The Phils knocked out 12 hits, all but one of which was a single (a double by Maikel Franco), and in the process went 3-for-18 with runners in scoring position. They left 16 runners on base in a nine inning game.
They followed that up on Monday by going 1-for-13 with RISP, leaving 10 men on base. They slapped out 10 hits, all but one of which were singles (a double by Tyler Goeddel).
In those two games, the Phillies went a combined 4-for-31 (.129) with RISP and left 26 runners on base. They had two extra base hits.
The Phils have managed to win a lot of games this year without scoring many runs. They are 14-3 in one-run games and 4-0 in extra innings. They have managed to go 22-17 while scoring 129 runs, second-least in all of baseball. And we all knew the team wouldn't hit for much power, and that has come true. The team's .361 slugging percentage and 29 home runs are also second-worst in baseball.
None of this a surprise, and it would be tolerable if not for two other areas in which the team is coming up woefully short.
The first is their failure to hit with runners in scoring position which is, simply put, the most frustrating thing to watch in baseball. Watching your leadoff man hit a double and then still be standing there three outs later is the most maddening thing in the world, and it has been happening a lot lately.
The Phillies have an MLB-worst wRC+ of 57 with RISP this year, and their OPS of .622 is also dead last.
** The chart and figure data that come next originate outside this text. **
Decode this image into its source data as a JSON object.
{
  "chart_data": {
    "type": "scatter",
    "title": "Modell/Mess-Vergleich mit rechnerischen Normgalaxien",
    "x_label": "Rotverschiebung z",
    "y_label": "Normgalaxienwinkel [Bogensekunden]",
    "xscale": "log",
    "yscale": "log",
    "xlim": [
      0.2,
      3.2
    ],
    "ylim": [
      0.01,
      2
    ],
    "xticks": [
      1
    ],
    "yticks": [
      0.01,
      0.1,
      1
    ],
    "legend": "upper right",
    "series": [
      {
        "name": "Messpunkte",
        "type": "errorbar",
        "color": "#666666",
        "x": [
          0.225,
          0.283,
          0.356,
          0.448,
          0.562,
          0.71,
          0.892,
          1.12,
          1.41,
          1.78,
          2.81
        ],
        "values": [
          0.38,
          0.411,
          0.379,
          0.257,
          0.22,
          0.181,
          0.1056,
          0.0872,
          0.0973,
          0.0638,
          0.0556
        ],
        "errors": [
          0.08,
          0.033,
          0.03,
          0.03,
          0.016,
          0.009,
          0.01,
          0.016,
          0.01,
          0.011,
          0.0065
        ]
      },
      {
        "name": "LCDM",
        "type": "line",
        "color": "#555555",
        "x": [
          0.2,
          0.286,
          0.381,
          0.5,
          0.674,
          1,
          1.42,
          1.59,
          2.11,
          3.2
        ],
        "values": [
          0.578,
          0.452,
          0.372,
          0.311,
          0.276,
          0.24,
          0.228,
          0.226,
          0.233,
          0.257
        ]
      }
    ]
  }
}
Their 22.9% hard-hit rate with runners in scoring position (22.9%) is tied for 28th, and they've hit just four home runs all year in those situations, tied with the Dodgers for 26th in baseball.
Of course, the Phils' offensive numbers are down in every situation. Their .293 on-base percentage overall is third-worst, and their overall OPS of .655 is second-worst. They're struggling with no one on base and with runners on.
But there's another, more damaging number that is really killing this team.
This year, when the count reaches 3-1, the Phillies are hitting .206/.549/.270, which indicates a team that is not taking advantage of pitchers when they are at their most vulnerable.
That .206 batting average is 27th in baseball, the slugging percentage is 28th, and the OPS of .849 is 29th. And while that .459 OBP looks nice, it is actually only 23rd best in baseball.
In other words, the Phils are struggling especially in situations when the odds are most in their favor, ahead in the count and with runners in scoring position. When the pitcher has the smallest margin of error, Phillies batters are letting them off the hook.
And unless the team starts bashing home runs to compensate, the struggle to score is going to continue.